Optimizing Data Structure for Performance
Optimizing Data Structures for Performance
In my professional experience as a full-stack engineer, I primarily work with languages like Python, JavaScript, and Ruby, which don’t provide strict control over memory management. Contract work requiring languages like C or C++ is rare, as most clients prefer “modern” languages that prioritize ease of use over low-level control. Even on the few occasions when I did write C or C++ code, my focus was not on performance optimization. However, I recently observed some C++ code that changed my perspective.
Let’s consider creating a simple entity for a video game:
struct Entity {
Vector3* position;
Vector3* velocity;
int* id;
Entity();
~Entity();
void update();
};
At first glance, this structure seems perfectly reasonable, especially if additional attributes are added later. However, if performance is a concern, this approach has significant drawbacks. While the pointers themselves are stored contiguously in memory, the data they point to may be dynamically allocated in disparate locations on the heap, leading to poor cache locality and slower performance.
For example, in a 64-bit computer, the Entity
struct might look like this in memory:
| position (8 bytes) | velocity (8 bytes) | id (8 bytes) |
However, the data the pointers reference could be scattered across the heap:
position
might point to memory at0x1000
.velocity
might point to memory at0x2000
.id
might point to memory at0x3000
.
Since these memory addresses are not contiguous or guaranteed to be close, accessing them involves additional overhead. To address this, we can allocate a centralized memory block to improve performance and cache locality.

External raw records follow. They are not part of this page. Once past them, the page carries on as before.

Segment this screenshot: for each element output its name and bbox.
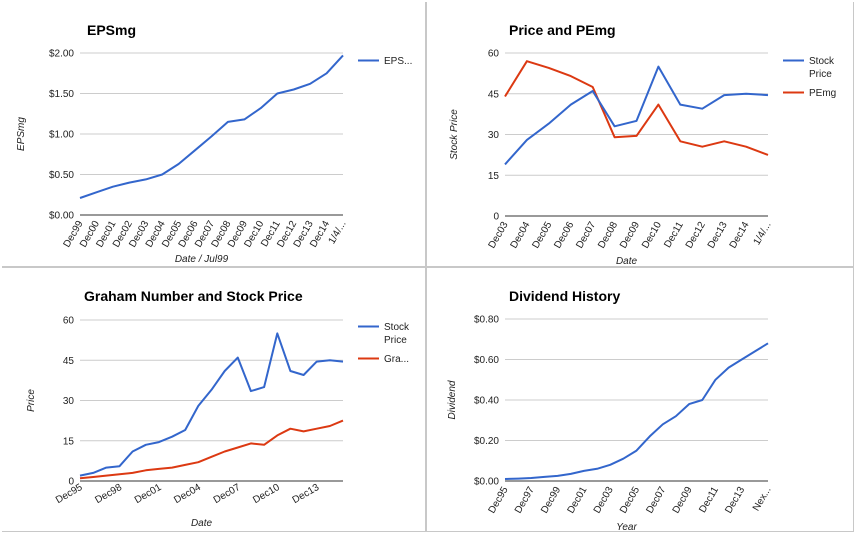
y-tick-label: $1.50 xyxy=(49,89,74,100)
y-tick-label: $1.00 xyxy=(49,130,74,141)
y-tick-label: $0.60 xyxy=(474,355,499,366)
y-tick-label: 45 xyxy=(63,356,75,367)
x-axis-label: Date xyxy=(191,518,213,529)
y-tick-label: $2.00 xyxy=(49,49,74,60)
legend-label: Price xyxy=(384,335,407,346)
chart-title: Price and PEmg xyxy=(509,22,616,38)
x-tick-label: Dec05 xyxy=(530,220,554,251)
series-line xyxy=(504,65,769,166)
y-tick-label: $0.00 xyxy=(49,211,74,222)
y-tick-label: 30 xyxy=(63,396,75,407)
x-tick-label: Dec14 xyxy=(728,220,752,251)
y-tick-label: 60 xyxy=(488,49,500,60)
y-tick-label: $0.20 xyxy=(474,436,499,447)
x-tick-label: Dec13 xyxy=(723,485,747,516)
eps-chart: EPSmg$0.00$0.50$1.00$1.50$2.00Dec99Dec00… xyxy=(16,22,412,265)
y-tick-label: $0.00 xyxy=(474,477,499,488)
series-line xyxy=(79,332,344,477)
x-tick-label: Dec11 xyxy=(697,485,721,515)
x-tick-label: Dec10 xyxy=(251,482,282,506)
x-tick-label: Dec97 xyxy=(513,485,537,516)
x-tick-label: Dec04 xyxy=(509,220,533,251)
x-axis-label: Date xyxy=(616,256,638,267)
x-tick-label: Dec07 xyxy=(574,220,598,251)
x-tick-label: 1/4/... xyxy=(752,220,774,247)
y-tick-label: 0 xyxy=(493,212,499,223)
x-tick-label: Dec95 xyxy=(487,485,511,516)
x-tick-label: Dec99 xyxy=(539,485,563,516)
graham-chart-panel: Graham Number and Stock Price 0 15 30 45 60 De… xyxy=(2,267,426,532)
series-line xyxy=(504,60,769,156)
y-axis-label: Dividend xyxy=(447,380,458,419)
x-tick-label: Dec98 xyxy=(93,482,124,506)
y-tick-label: $0.80 xyxy=(474,315,499,326)
x-tick-label: Dec06 xyxy=(552,220,576,251)
y-tick-label: $0.50 xyxy=(49,170,74,181)
x-tick-label: Dec13 xyxy=(706,220,730,251)
x-tick-label: 1/4/... xyxy=(327,219,349,246)
y-tick-label: 15 xyxy=(63,436,75,447)
x-tick-label: Dec09 xyxy=(618,220,642,251)
x-tick-label: Dec05 xyxy=(618,485,642,516)
x-tick-label: Dec09 xyxy=(671,485,695,516)
dividend-chart-panel: Dividend History $0.00 $0.20 $0.40 $0.60 $0.8… xyxy=(426,267,854,533)
y-tick-label: 0 xyxy=(68,477,74,488)
legend-label: Price xyxy=(809,69,832,80)
price-pe-chart: Price and PEmg015304560Dec03Dec04Dec05De… xyxy=(449,22,836,267)
y-axis-label: Stock Price xyxy=(449,109,460,160)
x-tick-label: Dec07 xyxy=(644,485,668,516)
series-line xyxy=(504,342,769,480)
x-tick-label: Dec03 xyxy=(592,485,616,516)
x-tick-label: Dec04 xyxy=(172,482,203,506)
legend-label: EPS... xyxy=(384,56,412,67)
chart-title: EPSmg xyxy=(87,22,136,38)
x-tick-label: Nex... xyxy=(751,485,774,513)
y-tick-label: 60 xyxy=(63,316,75,327)
legend-label: PEmg xyxy=(809,88,836,99)
dividend-chart: Dividend History $0.00 $0.20 $0.40 $0.60 $0.8… xyxy=(447,288,774,533)
x-axis-label: Year xyxy=(616,522,637,533)
y-axis-label: EPSmg xyxy=(16,117,27,151)
x-tick-label: Dec07 xyxy=(212,482,243,506)
x-tick-label: Dec13 xyxy=(291,482,322,506)
legend-label: Gra... xyxy=(384,354,409,365)
series-line xyxy=(79,54,344,199)
graham-chart: Graham Number and Stock Price 0 15 30 45 60 De… xyxy=(26,288,410,529)
legend-label: Stock xyxy=(384,322,410,333)
y-tick-label: 45 xyxy=(488,89,500,100)
chart-title: Graham Number and Stock Price xyxy=(84,288,303,304)
y-tick-label: 15 xyxy=(488,171,500,182)
x-tick-label: Dec08 xyxy=(596,220,620,251)
x-tick-label: Dec12 xyxy=(684,220,708,251)
x-tick-label: Dec03 xyxy=(487,220,511,251)
x-tick-label: Dec10 xyxy=(640,220,664,251)
x-tick-label: Dec01 xyxy=(133,482,164,506)
x-tick-label: Dec01 xyxy=(566,485,590,516)
legend-label: Stock xyxy=(809,56,835,67)
y-tick-label: 30 xyxy=(488,130,500,141)
eps-chart-panel: EPSmg $0.00 $0.50 $1.00 $1.50 $2.00 Dec99 Dec00… xyxy=(2,2,426,267)
y-tick-label: $0.40 xyxy=(474,396,499,407)
price-pe-chart-panel: Price and PEmg 0 15 30 45 60 Dec03 Dec04 Dec05 De… xyxy=(426,2,854,267)
y-axis-label: Price xyxy=(26,389,37,412)
series-line xyxy=(79,419,344,480)
chart-title: Dividend History xyxy=(509,288,620,304)
x-axis-label: Date / Jul99 xyxy=(175,254,229,265)
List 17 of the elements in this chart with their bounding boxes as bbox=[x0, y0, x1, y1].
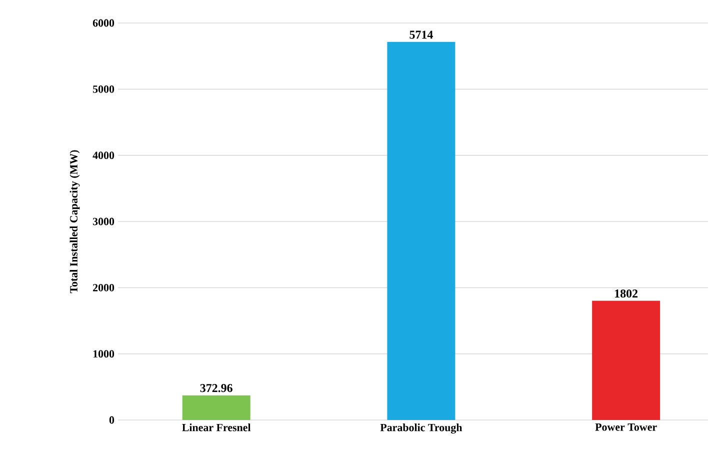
y-tick-label: 2000 bbox=[93, 284, 114, 292]
data-label: 1802 bbox=[615, 290, 638, 298]
bar bbox=[182, 395, 250, 420]
x-tick-label: Power Tower bbox=[595, 424, 657, 431]
y-tick-label: 1000 bbox=[93, 350, 114, 358]
y-tick-label: 5000 bbox=[93, 85, 114, 93]
bar bbox=[387, 42, 456, 420]
y-tick-label: 3000 bbox=[92, 218, 114, 226]
bar bbox=[592, 300, 660, 420]
data-label: 372.96 bbox=[200, 384, 232, 392]
y-axis-title: Total Installed Capacity (MW) bbox=[70, 150, 80, 294]
data-label: 5714 bbox=[410, 30, 433, 39]
x-tick-label: Parabolic Trough bbox=[380, 424, 462, 434]
y-tick-label: 0 bbox=[109, 416, 114, 424]
y-tick-label: 4000 bbox=[92, 152, 114, 160]
y-tick-label: 6000 bbox=[92, 19, 114, 27]
x-tick-label: Linear Fresnel bbox=[182, 424, 251, 432]
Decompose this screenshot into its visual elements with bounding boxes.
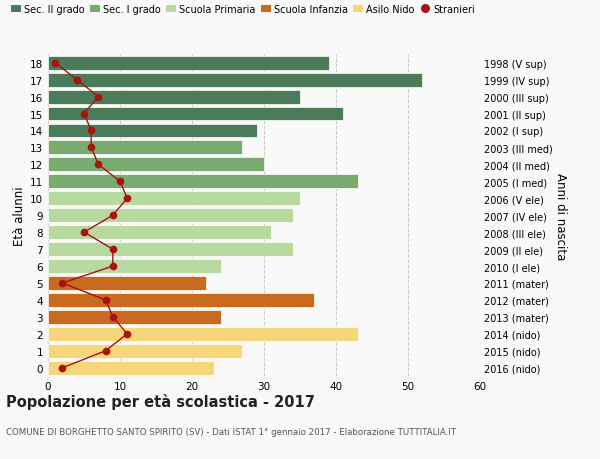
Y-axis label: Età alunni: Età alunni bbox=[13, 186, 26, 246]
Bar bbox=[48, 141, 242, 155]
Bar bbox=[48, 361, 214, 375]
Bar bbox=[48, 107, 343, 121]
Legend: Sec. II grado, Sec. I grado, Scuola Primaria, Scuola Infanzia, Asilo Nido, Stran: Sec. II grado, Sec. I grado, Scuola Prim… bbox=[11, 5, 475, 15]
Bar bbox=[48, 327, 358, 341]
Bar bbox=[48, 158, 264, 172]
Bar bbox=[48, 310, 221, 324]
Bar bbox=[48, 192, 300, 206]
Bar bbox=[48, 90, 300, 104]
Bar bbox=[48, 73, 422, 87]
Bar bbox=[48, 209, 293, 223]
Bar bbox=[48, 276, 206, 290]
Bar bbox=[48, 243, 293, 257]
Bar bbox=[48, 293, 314, 307]
Bar bbox=[48, 259, 221, 274]
Y-axis label: Anni di nascita: Anni di nascita bbox=[554, 172, 567, 259]
Bar bbox=[48, 344, 242, 358]
Bar bbox=[48, 56, 329, 71]
Bar bbox=[48, 175, 358, 189]
Text: COMUNE DI BORGHETTO SANTO SPIRITO (SV) - Dati ISTAT 1° gennaio 2017 - Elaborazio: COMUNE DI BORGHETTO SANTO SPIRITO (SV) -… bbox=[6, 427, 456, 436]
Bar bbox=[48, 226, 271, 240]
Text: Popolazione per età scolastica - 2017: Popolazione per età scolastica - 2017 bbox=[6, 393, 315, 409]
Bar bbox=[48, 124, 257, 138]
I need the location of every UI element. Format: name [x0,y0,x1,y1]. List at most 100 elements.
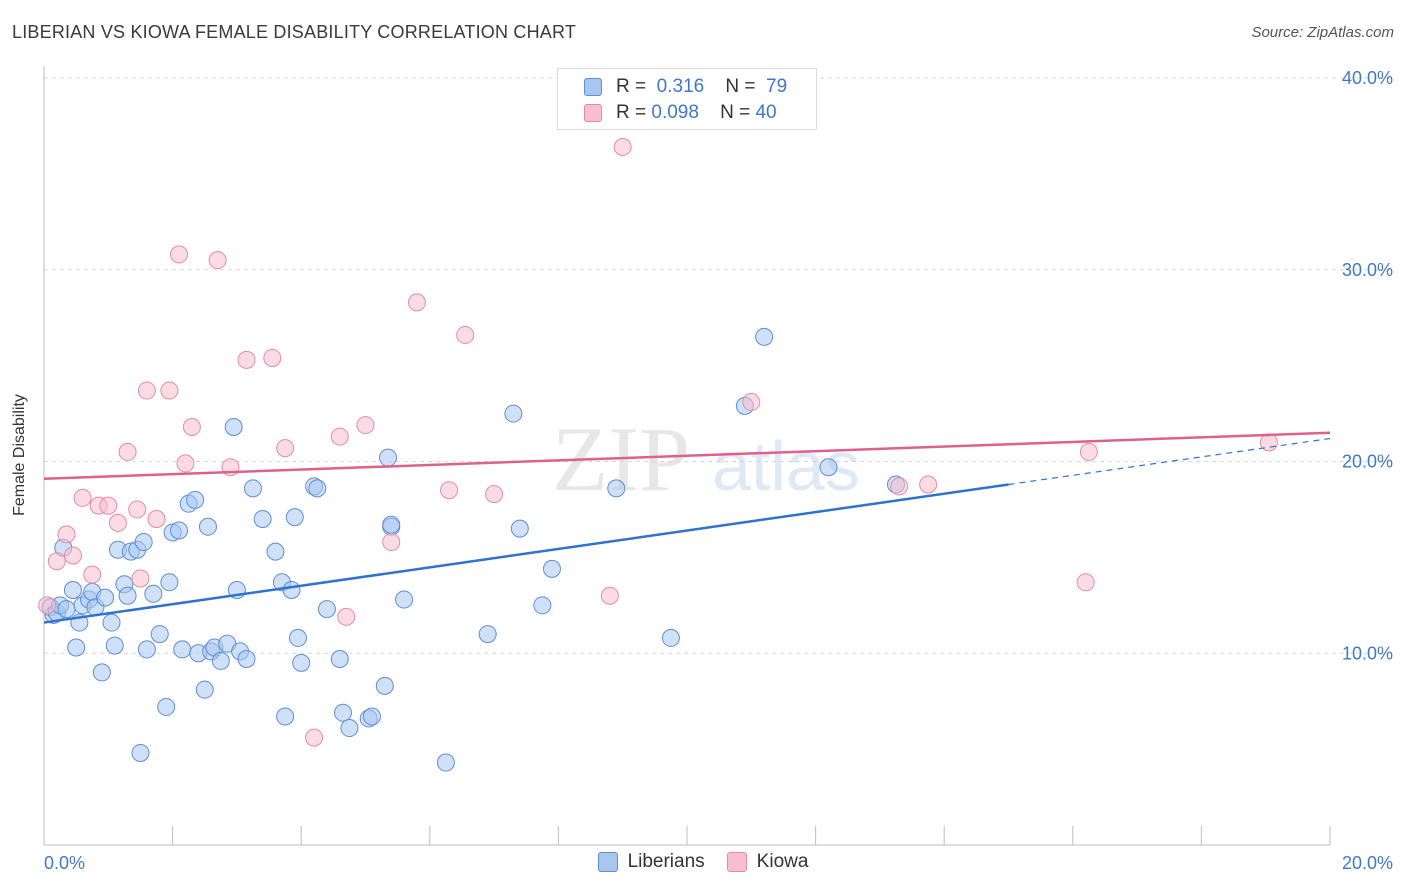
liberian-point [340,719,359,738]
legend-item-kiowa: Kiowa [726,851,808,873]
kiowa-point [485,485,504,504]
legend-r-value: 0.316 [656,76,705,97]
legend-n-label: N = [720,102,751,123]
legend-r-value: 0.098 [651,102,699,123]
x-tick-label: 20.0% [1342,853,1393,873]
liberian-point [285,508,304,527]
legend-row-kiowa: R = 0.098 N = 40 [584,101,777,125]
y-tick-labels: 10.0% 20.0% 30.0% 40.0% [1342,68,1393,663]
liberian-point [144,584,163,603]
y-tick-label: 30.0% [1342,260,1393,280]
liberian-point [137,640,156,659]
liberian-point [510,519,529,538]
kiowa-point [356,416,375,435]
kiowa-point [600,586,619,605]
liberian-point [224,417,243,436]
liberian-point [330,650,349,669]
kiowa-point [170,245,189,264]
liberian-point [395,590,414,609]
kiowa-point [1076,573,1095,592]
liberian-point [150,625,169,644]
kiowa-point [137,381,156,400]
kiowa-point [742,393,761,412]
liberian-point [317,600,336,619]
liberian-point [362,707,381,726]
liberian-point [157,697,176,716]
kiowa-point [890,477,909,496]
kiowa-point [128,500,147,519]
liberian-point [134,533,153,552]
trend-line-liberians-extension [1008,437,1331,486]
kiowa-point [63,546,82,565]
trend-line-kiowa [43,431,1331,481]
liberian-point [819,458,838,477]
liberian-point [504,404,523,423]
liberian-point [755,327,774,346]
liberian-point [237,650,256,669]
chart-title: LIBERIAN VS KIOWA FEMALE DISABILITY CORR… [12,22,577,42]
kiowa-point [330,427,349,446]
liberian-point [173,640,192,659]
legend-r-label: R = [616,76,647,97]
legend-row-liberians: R = 0.316 N = 79 [584,75,787,99]
liberian-point [243,479,262,498]
kiowa-point [176,454,195,473]
liberian-point [57,600,76,619]
kiowa-point [160,381,179,400]
kiowa-point [73,488,92,507]
liberian-point [542,559,561,578]
legend-r-label: R = [616,102,647,123]
kiowa-point [1079,442,1098,461]
kiowa-point [83,565,102,584]
kiowa-point [208,251,227,270]
liberian-point [382,515,401,534]
kiowa-point [38,596,57,615]
kiowa-point [440,481,459,500]
liberian-point [198,517,217,536]
kiowa-point [147,510,166,529]
axes [43,66,1331,846]
kiowa-point [305,728,324,747]
liberian-point [379,448,398,467]
liberian-point [436,753,455,772]
correlation-legend: R = 0.316 N = 79 R = 0.098 N = 40 [557,68,817,130]
liberian-point [195,680,214,699]
liberian-point [333,703,352,722]
y-tick-label: 10.0% [1342,643,1393,663]
kiowa-point [613,138,632,157]
kiowa-point [108,513,127,532]
watermark-atlas: atlas [712,427,860,505]
liberian-point [118,586,137,605]
liberian-point [253,510,272,529]
kiowa-point [337,607,356,626]
liberian-point [661,628,680,647]
kiowa-point [276,439,295,458]
liberian-point [478,625,497,644]
liberian-point [211,651,230,670]
legend-item-liberians: Liberians [597,851,705,873]
trend-line-liberians [43,483,1009,624]
legend-swatch-liberians [597,852,618,872]
source-attribution: Source: ZipAtlas.com [1251,24,1394,41]
liberian-point [533,596,552,615]
liberian-point [288,628,307,647]
kiowa-point [237,350,256,369]
x-tick-labels: 0.0% 20.0% [44,853,1393,873]
liberian-point [67,638,86,657]
liberian-point [63,580,82,599]
legend-label-liberians: Liberians [627,851,705,872]
liberian-point [186,490,205,509]
liberian-point [131,743,150,762]
kiowa-point [382,533,401,552]
liberian-point [105,636,124,655]
liberian-point [276,707,295,726]
kiowa-point [456,325,475,344]
liberian-point [308,479,327,498]
x-tick-label: 0.0% [44,853,85,873]
legend-swatch-kiowa [584,104,602,122]
series-legend: Liberians Kiowa [0,851,1406,873]
kiowa-point [131,569,150,588]
y-tick-label: 40.0% [1342,68,1393,88]
liberian-point [282,580,301,599]
legend-swatch-liberians [584,78,602,96]
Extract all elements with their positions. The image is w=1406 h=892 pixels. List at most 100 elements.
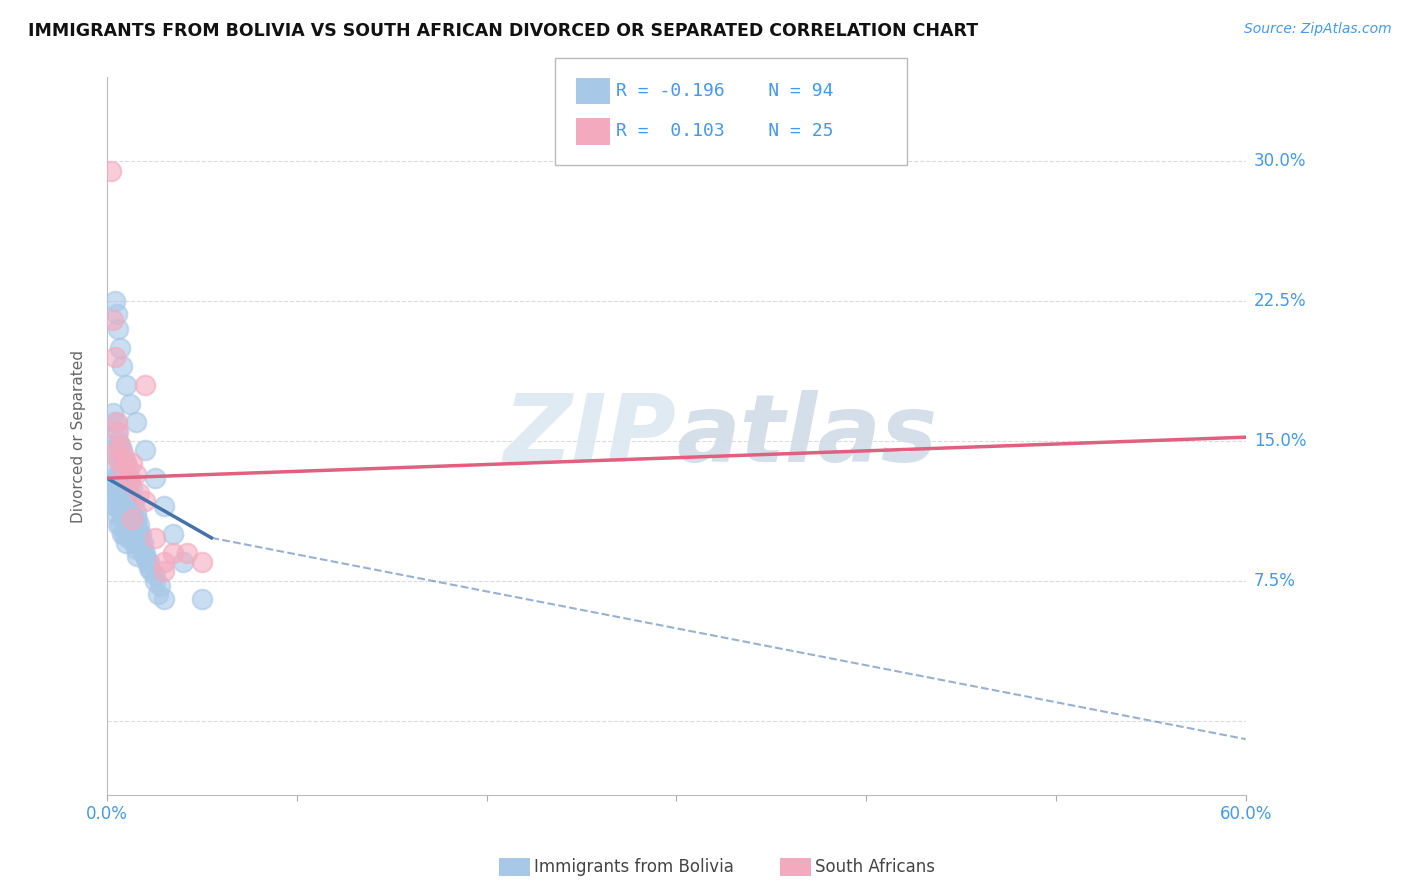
Point [111,443,134,458]
Point [191,592,214,607]
Point [115,456,138,470]
Text: ZIP: ZIP [503,391,676,483]
Point [107,517,129,532]
Point [128,517,150,532]
Point [101,406,124,420]
Point [105,471,128,485]
Point [105,307,128,321]
Point [105,481,128,495]
Point [118,471,141,485]
Text: R = -0.196    N = 94: R = -0.196 N = 94 [616,82,834,100]
Text: 22.5%: 22.5% [1254,292,1306,310]
Point [111,359,134,374]
Point [110,437,132,451]
Point [111,527,134,541]
Point [100,481,122,495]
Point [124,415,146,429]
Point [111,462,134,476]
Point [105,499,128,513]
Point [129,536,152,550]
Point [107,449,129,463]
Point [104,294,127,309]
Text: South Africans: South Africans [815,858,935,876]
Point [143,574,166,588]
Point [121,512,143,526]
Point [104,415,127,429]
Text: Source: ZipAtlas.com: Source: ZipAtlas.com [1244,22,1392,37]
Point [143,568,166,582]
Point [172,555,194,569]
Point [112,508,135,523]
Point [104,462,127,476]
Point [139,565,162,579]
Point [107,425,129,439]
Point [105,415,128,429]
Point [104,350,127,364]
Point [134,493,156,508]
Point [128,486,150,500]
Point [115,536,138,550]
Point [111,508,134,523]
Point [124,541,146,556]
Point [107,452,129,467]
Text: IMMIGRANTS FROM BOLIVIA VS SOUTH AFRICAN DIVORCED OR SEPARATED CORRELATION CHART: IMMIGRANTS FROM BOLIVIA VS SOUTH AFRICAN… [28,22,979,40]
Point [124,467,146,482]
Point [110,437,132,451]
Point [127,512,149,526]
Point [117,531,139,545]
Point [104,499,127,513]
Point [143,471,166,485]
Point [122,493,145,508]
Point [117,481,139,495]
Point [127,549,149,564]
Point [127,524,149,538]
Point [121,456,143,470]
Point [176,546,198,560]
Point [105,437,128,451]
Y-axis label: Divorced or Separated: Divorced or Separated [72,350,86,523]
Point [107,481,129,495]
Point [101,312,124,326]
Point [149,579,172,593]
Point [105,508,128,523]
Point [117,462,139,476]
Point [112,467,135,482]
Point [117,471,139,485]
Point [191,555,214,569]
Point [112,452,135,467]
Point [134,549,156,564]
Point [115,378,138,392]
Point [110,456,132,470]
Point [132,536,155,550]
Point [121,531,143,545]
Text: Immigrants from Bolivia: Immigrants from Bolivia [534,858,734,876]
Point [107,471,129,485]
Point [138,560,160,574]
Point [115,456,138,470]
Point [118,505,141,519]
Point [121,508,143,523]
Point [153,555,176,569]
Point [118,490,141,504]
Point [107,499,129,513]
Point [115,475,138,489]
Point [105,490,128,504]
Point [104,481,127,495]
Point [132,546,155,560]
Point [121,481,143,495]
Point [135,555,157,569]
Point [138,555,160,569]
Point [124,505,146,519]
Point [117,512,139,526]
Point [143,531,166,545]
Point [110,517,132,532]
Point [100,163,122,178]
Point [112,527,135,541]
Point [148,587,170,601]
Point [153,499,176,513]
Point [115,499,138,513]
Point [117,499,139,513]
Point [101,490,124,504]
Point [134,546,156,560]
Text: R =  0.103    N = 25: R = 0.103 N = 25 [616,122,834,140]
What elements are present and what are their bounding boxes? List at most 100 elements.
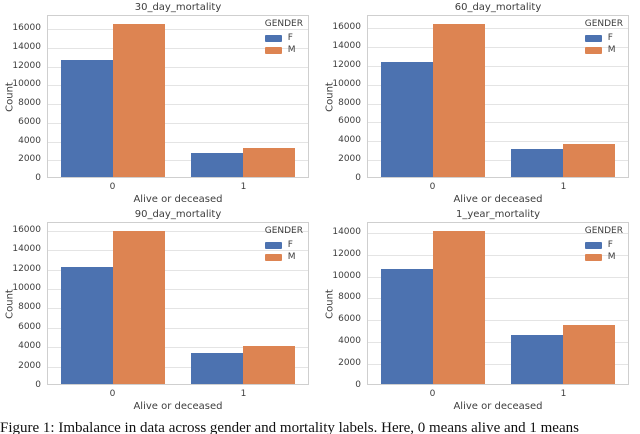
x-tick-label: 0 <box>429 182 436 192</box>
gridline <box>48 250 308 252</box>
legend-title: GENDER <box>584 226 623 236</box>
gridline <box>368 342 628 344</box>
gridline <box>368 160 628 162</box>
y-tick-label: 0 <box>355 173 361 183</box>
y-tick-label: 6000 <box>18 321 41 332</box>
y-tick-label: 8000 <box>338 292 361 303</box>
chart-title: 60_day_mortality <box>454 2 542 13</box>
bar-F-cat1 <box>511 149 563 177</box>
chart-title: 30_day_mortality <box>134 2 222 13</box>
legend-entry-M: M <box>264 45 296 55</box>
legend-swatch-icon <box>584 241 602 249</box>
y-tick-label: 0 <box>35 380 41 390</box>
gridline <box>368 298 628 300</box>
legend: GENDER F M <box>264 19 303 55</box>
y-tick-label: 14000 <box>332 41 361 52</box>
legend-label: M <box>607 252 616 262</box>
gridline <box>48 66 308 68</box>
gridline <box>48 85 308 87</box>
gridline <box>368 103 628 105</box>
y-tick-label: 10000 <box>12 282 41 293</box>
bar-F-cat0 <box>61 60 113 177</box>
y-tick-label: 8000 <box>338 97 361 108</box>
bar-F-cat0 <box>381 269 433 384</box>
bar-M-cat1 <box>563 143 615 177</box>
bar-M-cat0 <box>113 231 165 384</box>
y-tick-label: 10000 <box>332 78 361 89</box>
gridline <box>48 104 308 106</box>
subplot-1_year_mortality: 1_year_mortality Count GENDER F M 0 2000 4000 60… <box>320 207 640 414</box>
y-tick-label: 14000 <box>12 41 41 52</box>
gridline <box>48 347 308 349</box>
gridline <box>368 47 628 49</box>
gridline <box>368 65 628 67</box>
y-tick-label: 4000 <box>18 135 41 146</box>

Here’s an optimized version of the Entity
struct:
struct Entity {
char* memory_block = nullptr;
Vector3* position = nullptr;
Vector3* velocity = nullptr;
int* id = nullptr;
Entity();
~Entity();
void update();
};
In this version, we allocate a single memory block for the entire Entity
and assign pointers to the relevant sections within that block. Here’s an example of how this can be done:
Entity::Entity() {
memory_block = new char[sizeof(Vector3) * 2 + sizeof(int)];
position = new (memory_block) Vector3;
velocity = new (memory_block + sizeof(Vector3)) Vector3;
id = new (memory_block + sizeof(Vector3) * 2) int(10);
}
Now, all attributes reside within a single, contiguous memory block. This improves cache locality and reduces the number of dynamic allocations, leading to better performance when constructing and accessing Entity
objects.
Performance Comparison
I ran some simple tests to compare the performance of the two approaches. The first test involved updating 5,000,000 entities. The results are as follows:
Updated Entities: 5,000,000
Heap-Allocated Entity
Time taken: 409.119 ms
Memory Block Entity
Time taken: 358.371 ms
Second run (reversed):
Memory Block Entity
Time taken: 353.688 ms
Heap-Allocated Entity
Time taken: 423.250 ms
The second test measured the time taken to initialize and delete 100,000 entities:
Number of Entities: 100,000
Heap-Allocated Entity
Time taken: 554.954 ms
Memory Block Entity
Time taken: 481.258 ms
Observations
The results show a consistent ~20% performance improvement when using a centralized memory block. This difference is significant, especially in performance-critical applications like video games. In the future, I plan to share how I’ve applied similar optimization techniques to improve performance in JavaScript for network requests. These small changes can add up, making a big difference in real-world applications.